In a somewhat contrary mode, Linn insisted younger audiences want control and better viewing experiences – which means no ads and no over-messaging by the broadcaster. So, at TruTV promos have been reduced and ads limited to just 11 minutes per hour; the result being a welcome drop in the average age of his viewers from 43 to 34 over the last two years.

Overall he appeared pretty optimistic with “the attention economy putting consumers in control with better content because the competition is so steep.”

Hirsch saw all of this angst as the “the natural evolution of our business due to the Internet… Amazon is the new satellite scare that we had decades ago,” but digital is giving us data to be smarter with our content, he said.

“This disruption has shrunk the world and made it more economical to enter new markets.” Jeffrey Hirsch, Starz

“And this disruption has shrunk the world and made it more economical to enter new markets” from his Starz perspective. However, he also contended that there will likely be just two or three big players at the end of the day “and we’re positioning to slide in to be fourth”.

Yet for Hirsch, all these mergers (AT&T-TimeWarner, Discovery-Scripps, Disney or Comcast and Fox) are not good for consumers and “scale for the sake of scale doesn’t make sense… but it’s a good time to be an investment banker”.

Armoza gracefully offered “at the end of the day, it’s the business of creativity” and all platforms need to find their respective identities. “In 2007 Netflix was a DVD sales and rental by mail business” and now its a US$12 billion streaming video on demand service with Canada as its top international market.

Not to mention Amazon doing nearly US$4 billion (according to reports) in original content today, and Apple likely US$1 billion. For Armoza, Linn’s consolidation prophesy held a silver lining since “consolidating turns companies inward and creates more opportunities for independent producers.”

Zitzerman popped in and out of the panel offering hand-grenades such as “if the EU is imposing 30% European content on OTTs which are generally U.S.-owned” shouldn’t Canada be doing that here?

To which A+E’s Cohan replied that for him there is always an “expectation and responsibility to bring in local content” but that in his A+E experience the regulatory energy to compel that is simply a refection of local market realities – and that has certainly been the case with its sister channel History.
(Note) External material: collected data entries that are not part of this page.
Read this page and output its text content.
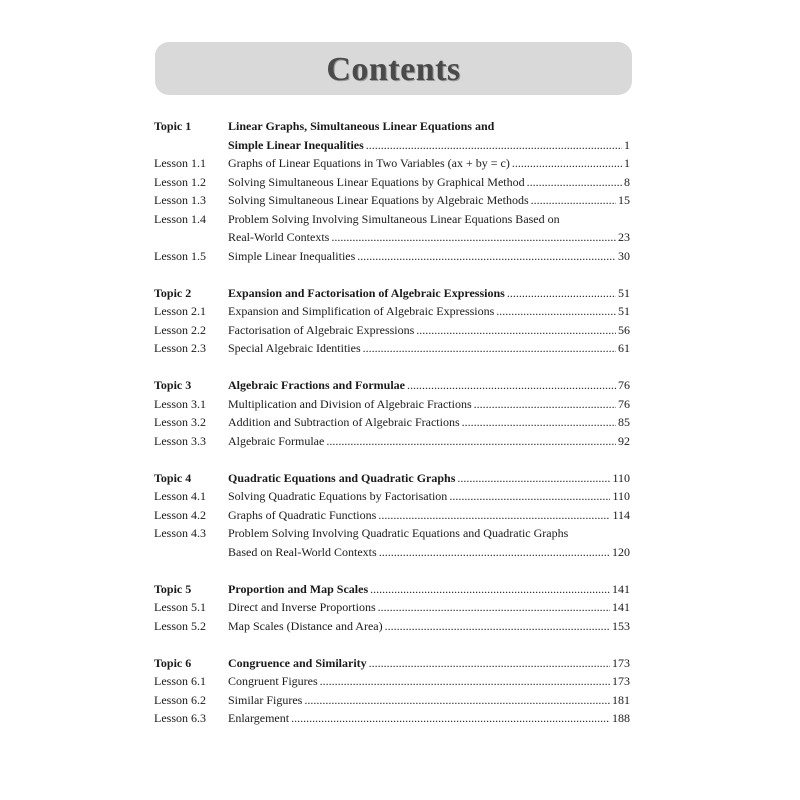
Contents
Topic 1	Linear Graphs, Simultaneous Linear Equations and
Simple Linear Inequalities .....	1
Lesson 1.1	Graphs of Linear Equations in Two Variables (ax + by = c) .....	1
Lesson 1.2	Solving Simultaneous Linear Equations by Graphical Method .....	8
Lesson 1.3	Solving Simultaneous Linear Equations by Algebraic Methods .....	15
Lesson 1.4	Problem Solving Involving Simultaneous Linear Equations Based on
Real-World Contexts .....	23
Lesson 1.5	Simple Linear Inequalities .....	30
Topic 2	Expansion and Factorisation of Algebraic Expressions .....	51
Lesson 2.1	Expansion and Simplification of Algebraic Expressions .....	51
Lesson 2.2	Factorisation of Algebraic Expressions .....	56
Lesson 2.3	Special Algebraic Identities .....	61
Topic 3	Algebraic Fractions and Formulae .....	76
Lesson 3.1	Multiplication and Division of Algebraic Fractions .....	76
Lesson 3.2	Addition and Subtraction of Algebraic Fractions .....	85
Lesson 3.3	Algebraic Formulae .....	92
Topic 4	Quadratic Equations and Quadratic Graphs .....	110
Lesson 4.1	Solving Quadratic Equations by Factorisation .....	110
Lesson 4.2	Graphs of Quadratic Functions .....	114
Lesson 4.3	Problem Solving Involving Quadratic Equations and Quadratic Graphs
Based on Real-World Contexts .....	120
Topic 5	Proportion and Map Scales .....	141
Lesson 5.1	Direct and Inverse Proportions .....	141
Lesson 5.2	Map Scales (Distance and Area) .....	153
Topic 6	Congruence and Similarity .....	173
Lesson 6.1	Congruent Figures .....	173
Lesson 6.2	Similar Figures .....	181
Lesson 6.3	Enlargement .....	188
Overall, the panel took solace that more people are watching video around the world today than ever before and those viewer statistics are a gift in terms of rising demand for channels and content – if only they didn’t have to struggle so much to come up with new and better ways to optimize and monetize that bounty.

As we neared wrap-up, Zitzerman tossed another good query about the Weinstein and #MeToo movement (and multiple disclosure moments) within the industry – and Williams aptly swatted that back with the retort “the men should talk about this.”

And to their credit the men on the panel did just that.

The consensus was the Weinstein name should be erased from the conversation and all of us should get on with doing the right thing and paying people properly.

Moreover, more than legislation was required and we all need to hold each other accountable on a daily basis – especially now that we all know better.

Plus, in the sense that there’s nothing so bad there’s not a little good in it, all these ugly reminders will hopefully give rise to more understanding that inclusion is good for business; and that differentiated creative inputs are better for audiences and sales.